A report in the September 2013 Journal of the American Academy of Orthopaedic Surgeons observes that “the use of patient-specific instruments for total knee arthroplasty shifts computer navigation for bone landmark registration and implant positioning from the intraoperative to the pre-operative setting.”

Another key benefit of the custom cutting jigs, says Dr. Peters, is that there’s less risk of fat embolism and less blood loss because you don’t have to insert metal rods inside the bones to guide the incisions. This could also shave 10 minutes off the procedure time. Plus, because you don’t need any instruments for alignment, you need fewer instruments at surgery. “You have fewer instruments to turn over and sterilize, which makes for a faster setup and faster surgery,” says Dr. Peters.

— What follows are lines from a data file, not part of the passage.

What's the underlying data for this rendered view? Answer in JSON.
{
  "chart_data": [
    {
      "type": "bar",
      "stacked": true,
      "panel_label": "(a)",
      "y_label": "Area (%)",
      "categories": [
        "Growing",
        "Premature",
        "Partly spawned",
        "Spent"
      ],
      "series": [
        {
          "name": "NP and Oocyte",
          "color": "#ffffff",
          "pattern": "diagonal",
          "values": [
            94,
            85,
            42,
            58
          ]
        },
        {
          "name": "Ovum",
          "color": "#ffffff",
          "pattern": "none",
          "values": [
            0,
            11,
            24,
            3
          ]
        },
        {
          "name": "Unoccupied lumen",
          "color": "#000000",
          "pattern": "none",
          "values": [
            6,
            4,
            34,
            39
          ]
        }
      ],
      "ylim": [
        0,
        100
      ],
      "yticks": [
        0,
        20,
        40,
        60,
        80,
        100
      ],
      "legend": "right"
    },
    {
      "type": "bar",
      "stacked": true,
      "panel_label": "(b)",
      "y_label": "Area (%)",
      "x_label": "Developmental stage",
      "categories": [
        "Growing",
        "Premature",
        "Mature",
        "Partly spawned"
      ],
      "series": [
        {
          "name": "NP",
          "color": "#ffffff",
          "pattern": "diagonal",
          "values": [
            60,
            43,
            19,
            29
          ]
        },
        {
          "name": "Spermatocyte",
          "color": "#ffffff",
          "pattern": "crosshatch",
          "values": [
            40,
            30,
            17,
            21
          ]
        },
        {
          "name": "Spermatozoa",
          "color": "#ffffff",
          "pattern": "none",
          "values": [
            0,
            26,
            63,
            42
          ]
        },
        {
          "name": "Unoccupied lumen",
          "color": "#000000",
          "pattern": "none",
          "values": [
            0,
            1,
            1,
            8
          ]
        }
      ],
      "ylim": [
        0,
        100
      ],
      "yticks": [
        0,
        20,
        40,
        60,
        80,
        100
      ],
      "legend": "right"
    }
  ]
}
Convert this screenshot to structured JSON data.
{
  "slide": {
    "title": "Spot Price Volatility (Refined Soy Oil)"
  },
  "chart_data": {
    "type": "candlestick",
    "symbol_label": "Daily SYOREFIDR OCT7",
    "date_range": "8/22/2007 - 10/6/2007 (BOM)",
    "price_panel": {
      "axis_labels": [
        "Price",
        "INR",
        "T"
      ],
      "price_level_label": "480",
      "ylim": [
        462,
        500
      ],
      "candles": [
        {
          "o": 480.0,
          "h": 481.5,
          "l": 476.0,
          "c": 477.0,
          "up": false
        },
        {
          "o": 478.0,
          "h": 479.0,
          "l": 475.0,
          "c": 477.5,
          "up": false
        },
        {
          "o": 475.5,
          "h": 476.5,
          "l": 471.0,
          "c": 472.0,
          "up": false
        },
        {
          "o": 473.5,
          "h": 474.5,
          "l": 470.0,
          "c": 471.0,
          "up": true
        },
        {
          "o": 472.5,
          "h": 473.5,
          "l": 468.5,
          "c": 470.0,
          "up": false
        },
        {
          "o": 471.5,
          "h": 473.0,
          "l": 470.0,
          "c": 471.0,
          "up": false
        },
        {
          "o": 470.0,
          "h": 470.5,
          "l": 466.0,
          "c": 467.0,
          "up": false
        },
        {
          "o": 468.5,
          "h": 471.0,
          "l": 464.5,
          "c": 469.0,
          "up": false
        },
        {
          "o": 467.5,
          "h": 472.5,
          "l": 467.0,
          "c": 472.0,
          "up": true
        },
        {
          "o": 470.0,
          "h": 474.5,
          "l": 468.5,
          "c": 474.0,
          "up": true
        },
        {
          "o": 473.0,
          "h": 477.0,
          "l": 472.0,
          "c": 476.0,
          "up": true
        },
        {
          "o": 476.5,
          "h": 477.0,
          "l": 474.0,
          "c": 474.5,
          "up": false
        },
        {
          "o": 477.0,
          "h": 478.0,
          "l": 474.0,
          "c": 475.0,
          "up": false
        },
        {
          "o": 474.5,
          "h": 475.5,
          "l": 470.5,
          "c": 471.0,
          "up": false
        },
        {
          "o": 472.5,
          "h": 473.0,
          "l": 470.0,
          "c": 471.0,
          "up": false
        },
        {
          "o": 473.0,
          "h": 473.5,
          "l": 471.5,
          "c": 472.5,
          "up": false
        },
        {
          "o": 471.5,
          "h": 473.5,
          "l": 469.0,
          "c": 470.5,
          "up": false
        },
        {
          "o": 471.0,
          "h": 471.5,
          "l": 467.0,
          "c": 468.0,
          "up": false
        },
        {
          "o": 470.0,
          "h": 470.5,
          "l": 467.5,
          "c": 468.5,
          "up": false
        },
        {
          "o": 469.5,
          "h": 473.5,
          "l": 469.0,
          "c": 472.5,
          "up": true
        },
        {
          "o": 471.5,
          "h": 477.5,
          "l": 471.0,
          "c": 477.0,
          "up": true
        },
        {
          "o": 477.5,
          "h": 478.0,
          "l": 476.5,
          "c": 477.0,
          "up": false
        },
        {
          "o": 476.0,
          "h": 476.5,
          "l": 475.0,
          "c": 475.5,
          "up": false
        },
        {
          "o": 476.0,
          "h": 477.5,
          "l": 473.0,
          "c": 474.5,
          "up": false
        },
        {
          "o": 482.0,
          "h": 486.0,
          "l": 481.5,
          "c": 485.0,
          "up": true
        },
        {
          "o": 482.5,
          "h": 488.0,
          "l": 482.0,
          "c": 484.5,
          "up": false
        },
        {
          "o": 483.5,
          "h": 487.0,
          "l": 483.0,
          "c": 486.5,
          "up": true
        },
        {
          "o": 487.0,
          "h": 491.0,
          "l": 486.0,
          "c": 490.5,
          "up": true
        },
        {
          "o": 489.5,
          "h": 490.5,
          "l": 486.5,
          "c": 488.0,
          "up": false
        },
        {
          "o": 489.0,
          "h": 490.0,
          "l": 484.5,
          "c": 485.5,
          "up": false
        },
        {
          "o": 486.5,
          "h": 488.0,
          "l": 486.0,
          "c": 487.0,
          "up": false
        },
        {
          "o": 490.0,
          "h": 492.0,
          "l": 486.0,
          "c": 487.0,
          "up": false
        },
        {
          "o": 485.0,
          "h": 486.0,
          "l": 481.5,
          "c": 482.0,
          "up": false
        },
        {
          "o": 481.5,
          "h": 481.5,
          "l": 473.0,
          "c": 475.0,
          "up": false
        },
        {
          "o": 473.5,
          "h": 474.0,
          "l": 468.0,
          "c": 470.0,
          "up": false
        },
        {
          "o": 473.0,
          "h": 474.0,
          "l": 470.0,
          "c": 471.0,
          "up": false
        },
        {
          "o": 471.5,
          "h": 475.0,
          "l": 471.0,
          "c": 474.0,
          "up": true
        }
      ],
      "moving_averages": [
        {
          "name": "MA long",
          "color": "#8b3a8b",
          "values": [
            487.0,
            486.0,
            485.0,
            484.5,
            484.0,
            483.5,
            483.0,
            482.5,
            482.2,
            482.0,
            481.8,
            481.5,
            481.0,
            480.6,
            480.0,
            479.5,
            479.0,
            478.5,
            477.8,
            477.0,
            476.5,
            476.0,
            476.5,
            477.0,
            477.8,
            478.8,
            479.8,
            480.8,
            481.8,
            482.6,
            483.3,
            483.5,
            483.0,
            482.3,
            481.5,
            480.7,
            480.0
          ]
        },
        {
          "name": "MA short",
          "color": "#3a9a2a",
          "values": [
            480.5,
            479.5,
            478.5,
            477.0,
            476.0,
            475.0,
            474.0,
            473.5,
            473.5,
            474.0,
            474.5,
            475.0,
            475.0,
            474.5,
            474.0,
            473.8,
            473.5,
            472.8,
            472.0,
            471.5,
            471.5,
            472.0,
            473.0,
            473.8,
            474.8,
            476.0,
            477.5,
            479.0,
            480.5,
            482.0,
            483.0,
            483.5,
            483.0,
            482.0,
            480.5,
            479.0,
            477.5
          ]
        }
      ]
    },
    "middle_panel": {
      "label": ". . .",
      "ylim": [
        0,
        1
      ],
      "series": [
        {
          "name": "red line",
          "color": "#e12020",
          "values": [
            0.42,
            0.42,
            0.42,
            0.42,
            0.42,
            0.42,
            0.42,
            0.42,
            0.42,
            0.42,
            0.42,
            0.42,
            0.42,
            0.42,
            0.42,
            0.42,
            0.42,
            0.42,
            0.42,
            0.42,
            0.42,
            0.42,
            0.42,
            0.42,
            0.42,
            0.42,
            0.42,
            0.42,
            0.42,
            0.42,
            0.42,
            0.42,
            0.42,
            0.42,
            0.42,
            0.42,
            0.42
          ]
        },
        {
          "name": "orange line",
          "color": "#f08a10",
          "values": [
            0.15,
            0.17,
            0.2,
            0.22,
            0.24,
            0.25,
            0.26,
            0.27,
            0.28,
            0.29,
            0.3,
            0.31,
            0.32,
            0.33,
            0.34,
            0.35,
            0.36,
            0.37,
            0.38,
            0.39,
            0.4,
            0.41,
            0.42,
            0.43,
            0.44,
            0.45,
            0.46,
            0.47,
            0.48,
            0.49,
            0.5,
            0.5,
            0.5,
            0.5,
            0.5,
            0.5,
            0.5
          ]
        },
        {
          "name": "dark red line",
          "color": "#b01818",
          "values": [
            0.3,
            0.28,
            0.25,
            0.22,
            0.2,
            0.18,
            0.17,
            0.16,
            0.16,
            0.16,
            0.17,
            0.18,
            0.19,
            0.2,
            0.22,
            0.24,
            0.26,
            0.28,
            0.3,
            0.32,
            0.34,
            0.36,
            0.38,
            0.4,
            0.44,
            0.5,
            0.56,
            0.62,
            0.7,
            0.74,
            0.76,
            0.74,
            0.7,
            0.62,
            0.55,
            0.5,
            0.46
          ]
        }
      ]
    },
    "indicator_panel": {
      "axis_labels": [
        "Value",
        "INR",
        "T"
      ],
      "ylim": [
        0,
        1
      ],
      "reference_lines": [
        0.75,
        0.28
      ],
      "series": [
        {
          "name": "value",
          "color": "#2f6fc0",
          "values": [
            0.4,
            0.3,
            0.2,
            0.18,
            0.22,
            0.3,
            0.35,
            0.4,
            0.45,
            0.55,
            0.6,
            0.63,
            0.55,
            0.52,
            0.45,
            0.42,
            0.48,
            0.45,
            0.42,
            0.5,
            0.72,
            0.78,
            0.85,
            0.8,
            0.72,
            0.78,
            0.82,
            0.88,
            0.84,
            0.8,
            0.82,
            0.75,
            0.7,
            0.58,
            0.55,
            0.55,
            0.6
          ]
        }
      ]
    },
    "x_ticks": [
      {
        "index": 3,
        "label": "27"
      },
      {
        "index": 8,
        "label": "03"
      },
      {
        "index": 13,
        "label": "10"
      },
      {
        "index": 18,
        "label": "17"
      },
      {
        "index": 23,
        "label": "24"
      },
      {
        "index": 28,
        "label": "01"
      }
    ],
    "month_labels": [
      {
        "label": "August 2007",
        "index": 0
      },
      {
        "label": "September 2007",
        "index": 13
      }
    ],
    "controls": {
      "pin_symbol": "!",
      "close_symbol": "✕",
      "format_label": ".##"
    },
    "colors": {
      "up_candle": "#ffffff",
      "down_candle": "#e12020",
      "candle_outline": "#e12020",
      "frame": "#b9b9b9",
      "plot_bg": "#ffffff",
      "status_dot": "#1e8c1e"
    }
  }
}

One study reported that overall surgical time was 6.7 minutes shorter with patient-specific instruments compared with conventional instruments. “If you’re doing 6 [arthroplasties] a day, you can probably do 7 cases a day using these cutting blocks,” says Dr. Peters.

For all of surgical navigation’s gee-whiz appeal and the traction it is gaining, the vital question remains unanswered: Does it improve clinical patient outcomes or reduce complications? On that, the jury is still out.